Chiral Cavity Quantum Electrodynamics
- URL: http://arxiv.org/abs/2109.06033v1
- Date: Thu, 9 Sep 2021 22:26:36 GMT
- Title: Chiral Cavity Quantum Electrodynamics
- Authors: John Clai Owens, Margaret G. Panetta, Brendan Saxberg, Gabrielle
Roberts, Srivatsan Chakram, Ruichao Ma, Andrei Vrajitoarea, Jonathan Simon,
and David Schuster
- Abstract summary: We explore for the first time cavity quantum electrodynamics of a transmon qubit in the topological vacuum of a Harper-Hofstadter topological lattice.
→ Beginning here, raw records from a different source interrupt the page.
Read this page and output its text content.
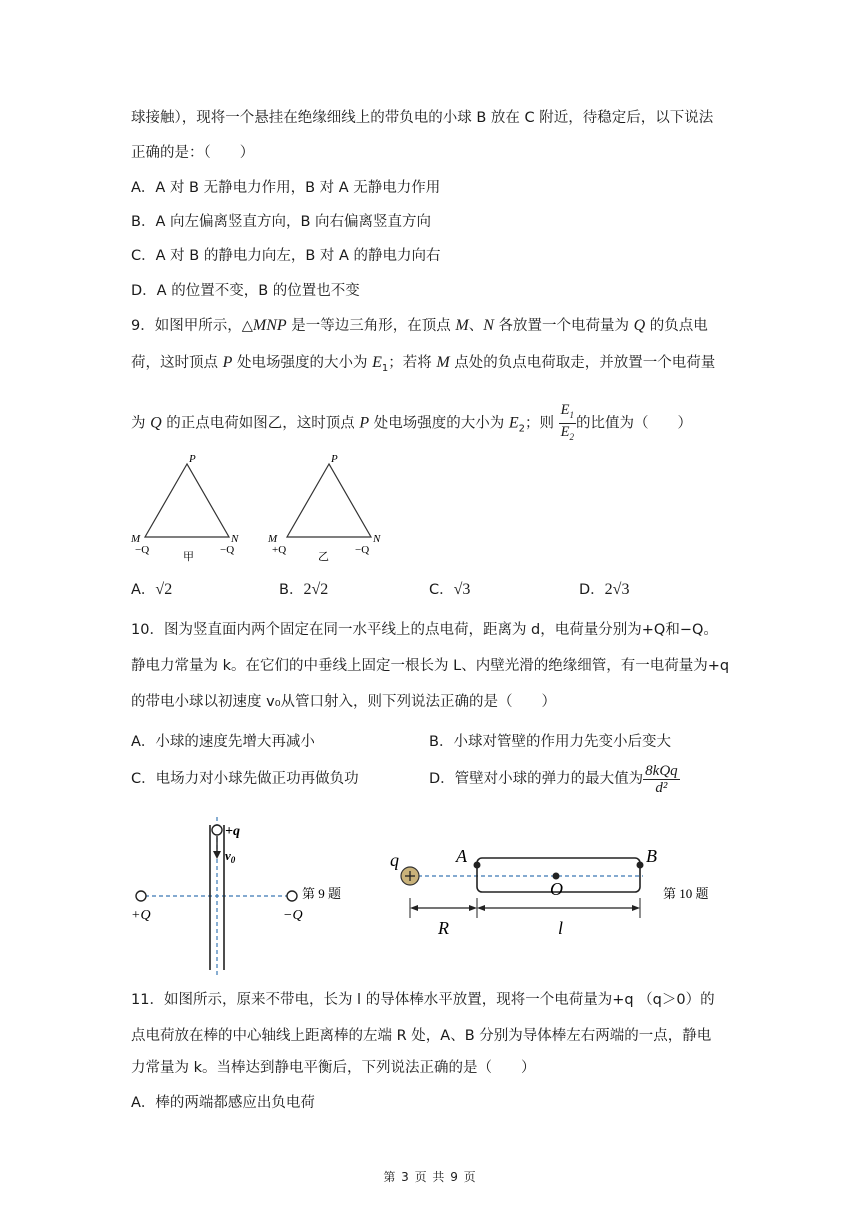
球接触），现将一个悬挂在绝缘细线上的带负电的小球 B 放在 C 附近，待稳定后，以下说法
正确的是：（　　）
A．A 对 B 无静电力作用，B 对 A 无静电力作用
B．A 向左偏离竖直方向，B 向右偏离竖直方向
C．A 对 B 的静电力向左，B 对 A 的静电力向右
D．A 的位置不变，B 的位置也不变
9．如图甲所示，△MNP 是一等边三角形，在顶点 M、N 各放置一个电荷量为 Q 的负点电
荷，这时顶点 P 处电场强度的大小为 $E_1$；若将 M 点处的负点电荷取走，并放置一个电荷量
为 Q 的正点电荷如图乙，这时顶点 P 处电场强度的大小为 $E_2$；则 $\frac{E_1}{E_2}$ 的比值为（　　）
P
M	N
−Q	−Q
甲
P
M	N
+Q	−Q
乙
A．√2	B．2√2	C．√3	D．2√3
10．图为竖直面内两个固定在同一水平线上的点电荷，距离为 d，电荷量分别为+Q和−Q。
静电力常量为 k。在它们的中垂线上固定一根长为 L、内壁光滑的绝缘细管，有一电荷量为+q
的带电小球以初速度 v₀从管口射入，则下列说法正确的是（　　）
A．小球的速度先增大再减小	B．小球对管壁的作用力先变小后变大
C．电场力对小球先做正功再做负功	D．管壁对小球的弹力的最大值为 $\frac{\text{8kQq}}{\text{d²}}$
+q
$v_0$
+Q	−Q
第 9 题
q	A	B
O
R	l
第 10 题
11．如图所示，原来不带电，长为 l 的导体棒水平放置，现将一个电荷量为+q （q＞0）的
点电荷放在棒的中心轴线上距离棒的左端 R 处，A、B 分别为导体棒左右两端的一点，静电
力常量为 k。当棒达到静电平衡后，下列说法正确的是（　　）
A．棒的两端都感应出负电荷
第 3 页 共 9 页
We spectroscopically resolve the individual bulk and edge modes of this lattice, detect vacuum-stimulated Rabi oscillations between the excited transmon and each mode, and thereby measure the synthetic-vacuum-induced Lamb shift of the transmon.
- Score: 0.0
- License: http://arxiv.org/licenses/nonexclusive-distrib/1.0/
- Abstract: Cavity quantum electrodynamics, which explores the granularity of light by
coupling a resonator to a nonlinear emitter, has played a foundational role in
the development of modern quantum information science and technology. In
parallel, the field of condensed matter physics has been revolutionized by the
discovery of underlying topological robustness in the face of disorder, often
arising from the breaking of time-reversal symmetry, as in the case of the
quantum Hall effect. In this work, we explore for the first time cavity quantum
electrodynamics of a transmon qubit in the topological vacuum of a
Harper-Hofstadter topological lattice. To achieve this, we assemble a square
lattice of niobium superconducting resonators and break time-reversal symmetry
by introducing ferrimagnets before coupling the system to a single transmon
qubit. We spectroscopically resolve the individual bulk and edge modes of this
lattice, detect vacuum-stimulated Rabi oscillations between the excited
transmon and each mode, and thereby measure the synthetic-vacuum-induced Lamb
shift of the transmon. Finally, we demonstrate the ability to employ the
transmon to count individual photons within each mode of the topological band
structure. This work opens the field of chiral quantum optics experiment,
suggesting new routes to topological many-body physics and offering unique
approaches to backscatter-resilient quantum communication.